You simply interpret their name. Use common sense. That is:
any_of does any element in range fulfill the condition? For this, you need at least one matching element.
all_of does all elements in range fulfill the condition? If no elements are there, then all of them meet the criteria.
etc.
The...
@AdrianMaire Every element of this set is also even. And a square of a rational number. The condition has to hold for all members. Think of it as examining every element one by one. As long as you don't find something that disproves your hypothesis, it is correct. So it is correct for an empty set.
@Karoly Horvath: Can you name anything from that set which is odd? The question has both interpretations. I agree that the standard decision is intuitive, but that do not make it the only possible one.
@AdrianMaire Well it's basically conforming with common sense, but if you want to read up on the theory, why not start at predicate logic, as ooga suggested?
@AdrianMaire Another argument may convince you: Consider {1,3}. Clearly all elements are odd. By removing any element, the fact that all other elements remain odd is undoubted. Now consider {1}. Why would removing an element from this set removes the properties of the rest only because the rest is empty?
This is the base of our whole scientific knowledge. You make theories, and then check the predictions. As long as the theory isn't disproved you assume it's correct. If you get a better theory that disproves the old one and makes better predictions, you replace the old one... And there's of course Occam's razor to make sure that you don't create silly theories that cannot be disproved.
@stefan: To find a contradiction to an assertion imply that the assertion is wrong, but to not find any contradiction does not mean the assertion is right. If I am right, the logic predicate only say "we cannot say" for an empty set. If we could demonstrate anything by just not matching any contradiction, the world would be easier. That also is the reason why Newton lay has been correct for years and now we have better models.

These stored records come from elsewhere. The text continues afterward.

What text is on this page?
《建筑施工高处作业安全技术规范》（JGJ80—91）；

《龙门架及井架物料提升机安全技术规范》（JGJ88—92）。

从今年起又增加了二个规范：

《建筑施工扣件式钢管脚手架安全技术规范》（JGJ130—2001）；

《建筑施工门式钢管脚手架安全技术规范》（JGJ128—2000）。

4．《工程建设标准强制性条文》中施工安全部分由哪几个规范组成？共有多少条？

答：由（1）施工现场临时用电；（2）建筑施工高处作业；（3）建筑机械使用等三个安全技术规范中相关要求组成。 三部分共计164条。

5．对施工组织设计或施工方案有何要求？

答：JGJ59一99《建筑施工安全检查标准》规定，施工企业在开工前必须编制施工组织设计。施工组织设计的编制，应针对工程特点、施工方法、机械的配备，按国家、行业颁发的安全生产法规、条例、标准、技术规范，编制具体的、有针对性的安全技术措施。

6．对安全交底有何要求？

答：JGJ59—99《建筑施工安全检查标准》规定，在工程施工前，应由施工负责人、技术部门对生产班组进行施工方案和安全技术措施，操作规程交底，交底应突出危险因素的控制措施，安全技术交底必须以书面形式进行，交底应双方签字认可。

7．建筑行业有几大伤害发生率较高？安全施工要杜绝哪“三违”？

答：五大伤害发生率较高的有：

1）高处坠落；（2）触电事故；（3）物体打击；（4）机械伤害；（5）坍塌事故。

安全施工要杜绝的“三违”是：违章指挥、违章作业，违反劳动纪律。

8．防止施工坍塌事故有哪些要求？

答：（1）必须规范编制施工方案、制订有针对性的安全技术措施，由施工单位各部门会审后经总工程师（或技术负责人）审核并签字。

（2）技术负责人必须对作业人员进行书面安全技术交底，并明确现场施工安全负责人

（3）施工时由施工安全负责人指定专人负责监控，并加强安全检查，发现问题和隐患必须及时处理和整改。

@AdrianMaire: Think a list of mathematical statements. You want to know 1) is there a valid statement in the list? 2) are all statements true? does this system contain a contradictoion? - How would you handle an empty list? In fact, can you give an example where another behaviour would be sensible?

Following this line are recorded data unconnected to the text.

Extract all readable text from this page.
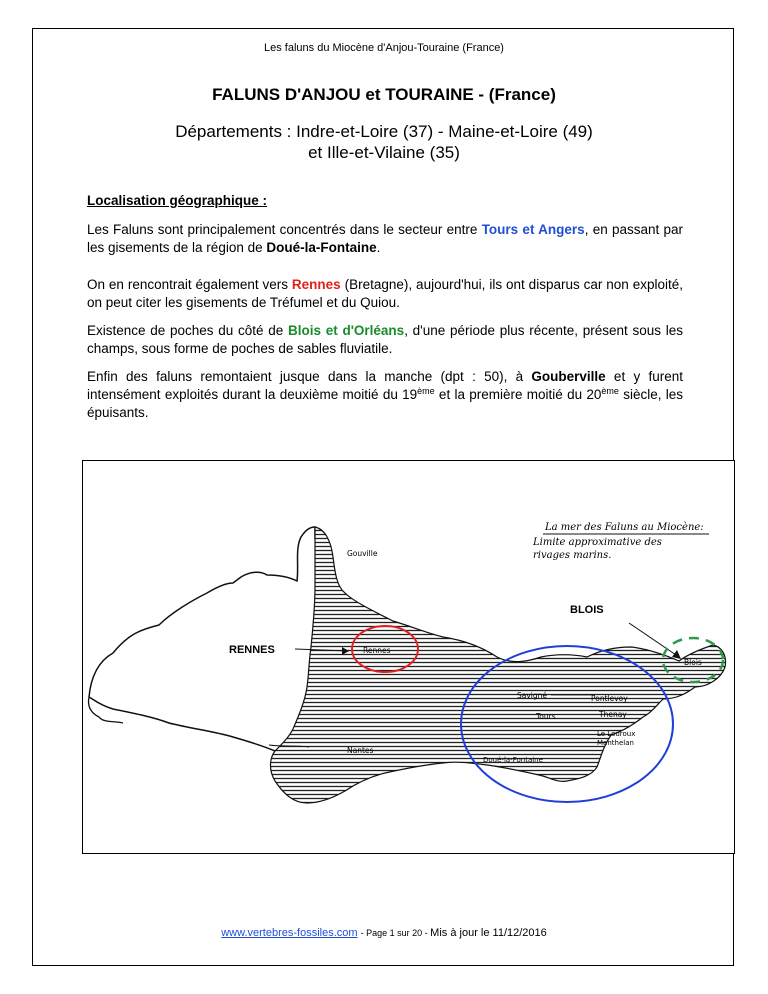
Les faluns du Miocène d'Anjou-Touraine (France)
FALUNS D'ANJOU et TOURAINE - (France)
Départements : Indre-et-Loire (37) - Maine-et-Loire (49)
et Ille-et-Vilaine (35)
Localisation géographique :
Les Faluns sont principalement concentrés dans le secteur entre Tours et Angers, en passant par les gisements de la région de Doué-la-Fontaine.
On en rencontrait également vers Rennes (Bretagne), aujourd'hui, ils ont disparus car non exploité, on peut citer les gisements de Tréfumel et du Quiou.
Existence de poches du côté de Blois et d'Orléans, d'une période plus récente, présent sous les champs, sous forme de poches de sables fluviatile.
Enfin des faluns remontaient jusque dans la manche (dpt : 50), à Gouberville et y furent intensément exploités durant la deuxième moitié du 19ème et la première moitié du 20ème siècle, les épuisants.
La mer des Faluns au Miocène:
Limite approximative des
rivages marins.
Gouville
Rennes
Blois
Savigné	Pontlevoy
Tours	Thenay
Le Louroux
Manthelan
Nantes
Doué-la-Fontaine
RENNES
BLOIS
www.vertebres-fossiles.com - Page 1 sur 20 - Mis à jour le 11/12/2016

@AdrianMaire Well in contrast to Newtons theorems mathematics is absolute. No sane mathematician will ever doubt this in the future ;-) See also properties of the empty set on wikipedia
@stefan: Correct, if you read this wikipedia article, you will find that: 1) For every element of emptyset the property holds (vacuous truth); 2) There is no element of emptyset for which the property holds. Both are true at the same time.

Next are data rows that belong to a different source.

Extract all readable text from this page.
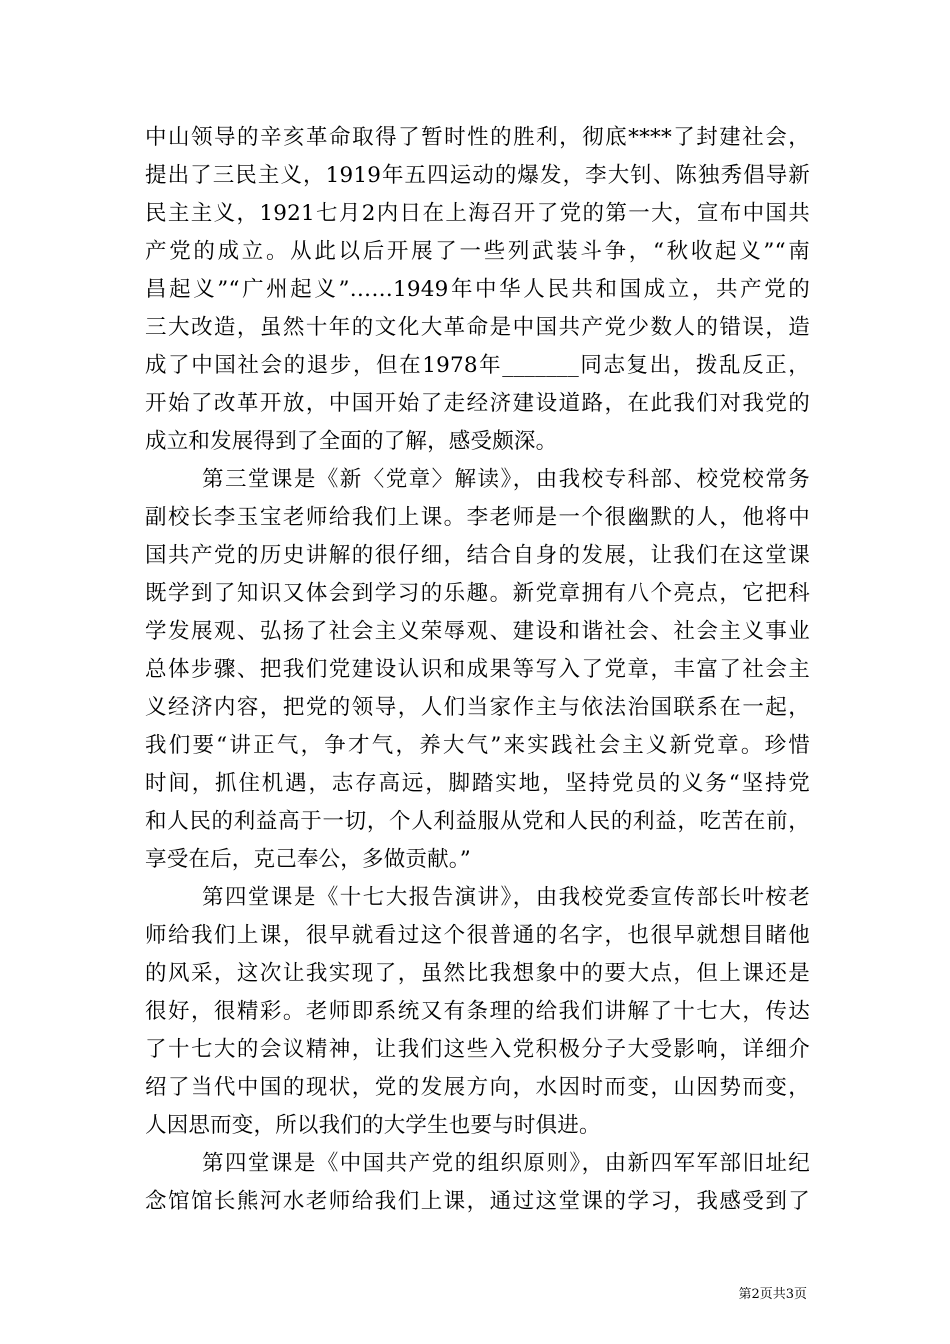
中山领导的辛亥革命取得了暂时性的胜利，彻底****了封建社会，
提出了三民主义，1919年五四运动的爆发，李大钊、陈独秀倡导新
民主主义，1921七月2内日在上海召开了党的第一大，宣布中国共
产党的成立。从此以后开展了一些列武装斗争，“秋收起义”“南
昌起义”“广州起义”……1949年中华人民共和国成立，共产党的
三大改造，虽然十年的文化大革命是中国共产党少数人的错误，造
成了中国社会的退步，但在1978年_______同志复出，拨乱反正，
开始了改革开放，中国开始了走经济建设道路，在此我们对我党的
成立和发展得到了全面的了解，感受颇深。
第三堂课是《新〈党章〉解读》，由我校专科部、校党校常务
副校长李玉宝老师给我们上课。李老师是一个很幽默的人，他将中
国共产党的历史讲解的很仔细，结合自身的发展，让我们在这堂课
既学到了知识又体会到学习的乐趣。新党章拥有八个亮点，它把科
学发展观、弘扬了社会主义荣辱观、建设和谐社会、社会主义事业
总体步骤、把我们党建设认识和成果等写入了党章，丰富了社会主
义经济内容，把党的领导，人们当家作主与依法治国联系在一起，
我们要“讲正气，争才气，养大气”来实践社会主义新党章。珍惜
时间，抓住机遇，志存高远，脚踏实地，坚持党员的义务“坚持党
和人民的利益高于一切，个人利益服从党和人民的利益，吃苦在前，
享受在后，克己奉公，多做贡献。”
第四堂课是《十七大报告演讲》，由我校党委宣传部长叶桉老
师给我们上课，很早就看过这个很普通的名字，也很早就想目睹他
的风采，这次让我实现了，虽然比我想象中的要大点，但上课还是
很好，很精彩。老师即系统又有条理的给我们讲解了十七大，传达
了十七大的会议精神，让我们这些入党积极分子大受影响，详细介
绍了当代中国的现状，党的发展方向，水因时而变，山因势而变，
人因思而变，所以我们的大学生也要与时俱进。
第四堂课是《中国共产党的组织原则》，由新四军军部旧址纪
念馆馆长熊河水老师给我们上课，通过这堂课的学习，我感受到了
第2页共3页
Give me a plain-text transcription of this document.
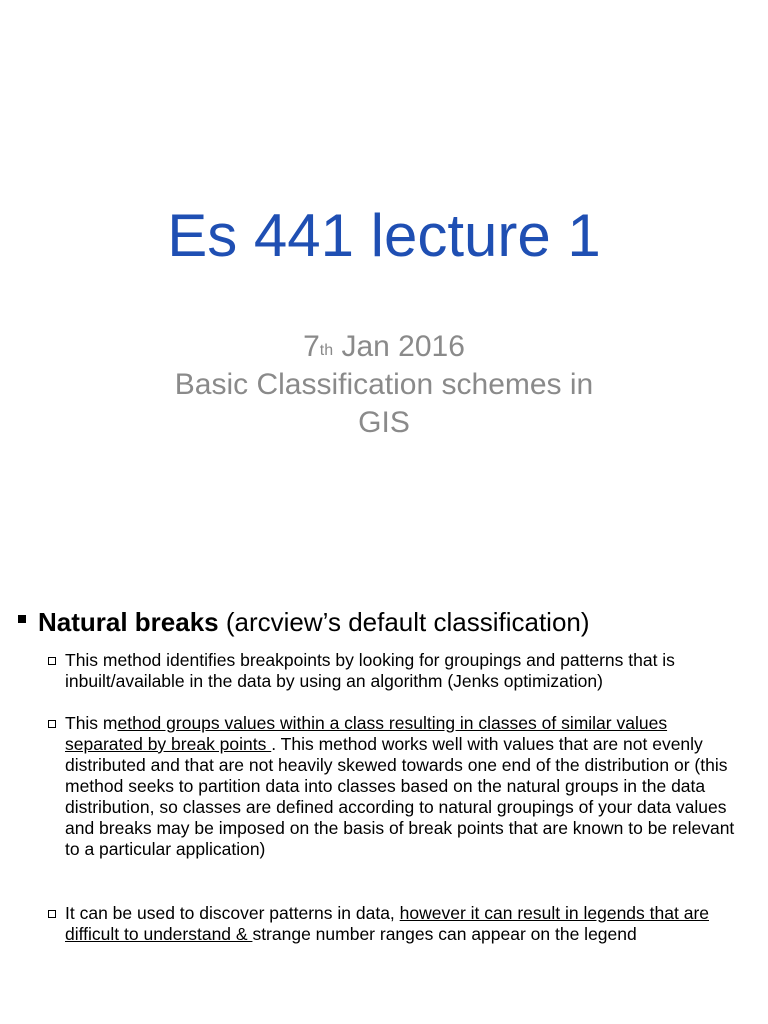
Es 441 lecture 1
7th Jan 2016
Basic Classification schemes in
GIS
Natural breaks (arcview’s default classification)
This method identifies breakpoints by looking for groupings and patterns that is inbuilt/available in the data by using an algorithm (Jenks optimization)
This method groups values within a class resulting in classes of similar values separated by break points . This method works well with values that are not evenly distributed and that are not heavily skewed towards one end of the distribution or (this method seeks to partition data into classes based on the natural groups in the data distribution, so classes are defined according to natural groupings of your data values and breaks may be imposed on the basis of break points that are known to be relevant to a particular application)
It can be used to discover patterns in data, however it can result in legends that are difficult to understand & strange number ranges can appear on the legend
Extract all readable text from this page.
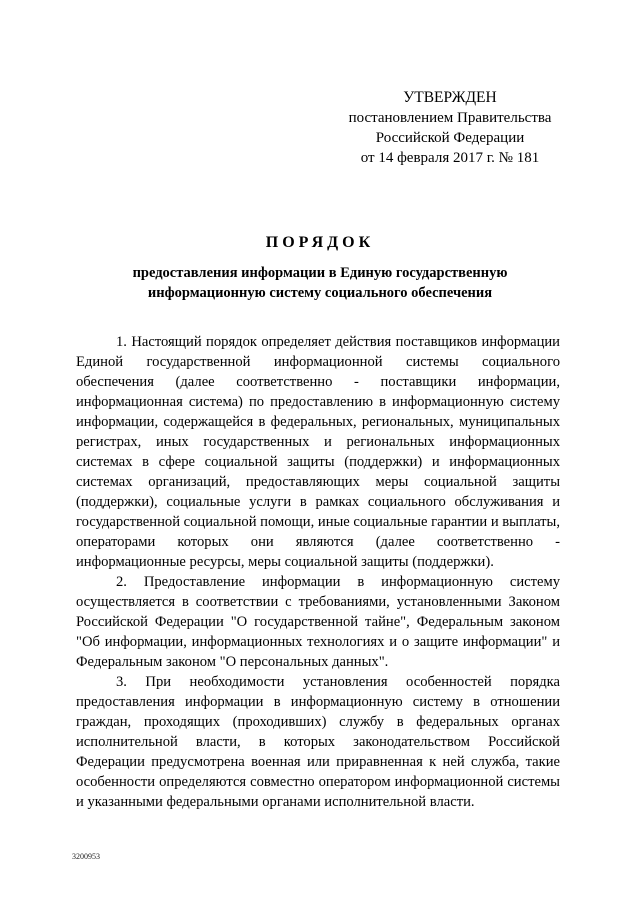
УТВЕРЖДЕН
постановлением Правительства
Российской Федерации
от 14 февраля 2017 г. № 181
ПОРЯДОК
предоставления информации в Единую государственную
информационную систему социального обеспечения

1. Настоящий порядок определяет действия поставщиков информации Единой государственной информационной системы социального обеспечения (далее соответственно - поставщики информации, информационная система) по предоставлению в информационную систему информации, содержащейся в федеральных, региональных, муниципальных регистрах, иных государственных и региональных информационных системах в сфере социальной защиты (поддержки) и информационных системах организаций, предоставляющих меры социальной защиты (поддержки), социальные услуги в рамках социального обслуживания и государственной социальной помощи, иные социальные гарантии и выплаты, операторами которых они являются (далее соответственно - информационные ресурсы, меры социальной защиты (поддержки).

2. Предоставление информации в информационную систему осуществляется в соответствии с требованиями, установленными Законом Российской Федерации "О государственной тайне", Федеральным законом "Об информации, информационных технологиях и о защите информации" и Федеральным законом "О персональных данных".

3. При необходимости установления особенностей порядка предоставления информации в информационную систему в отношении граждан, проходящих (проходивших) службу в федеральных органах исполнительной власти, в которых законодательством Российской Федерации предусмотрена военная или приравненная к ней служба, такие особенности определяются совместно оператором информационной системы и указанными федеральными органами исполнительной власти.

3200953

Vacuous_truth is only one of the two hypothesis of empty sets. Try that: You want to demonstrate that all elements of A is odd: using proof of contradiction, if I find any element that match: i in A is even, so all x in A is odd is false. All x in A is even, so at least one of them is even.
For every ∀ element of \emptyset the property holds. There is no !∃ element of \emptyset for which the property holds. Yes, both true at the same time... when you're reading text, you supposed to interpret it.
@AdrianMaire Ok one last try: So "no element of a set fulfills the property". This is equivalent to saying "All elements of the set do not fulfill the property". Now consider the set {} and the property of oddness and again with the property of evenness. You will find that both are correct and there is no contradiction.
i said "all elements of {} are odd" and "all elements of {} are even". What I didn't say "not all elements of {} are odd" which is a completely different thing
Of course no number is odd and even at the same time. That's why the set is empty.
So: - All element in {} is odd - There is no element in {} that is odd - All element in {} is not odd - There is not element in {} that is not odd right?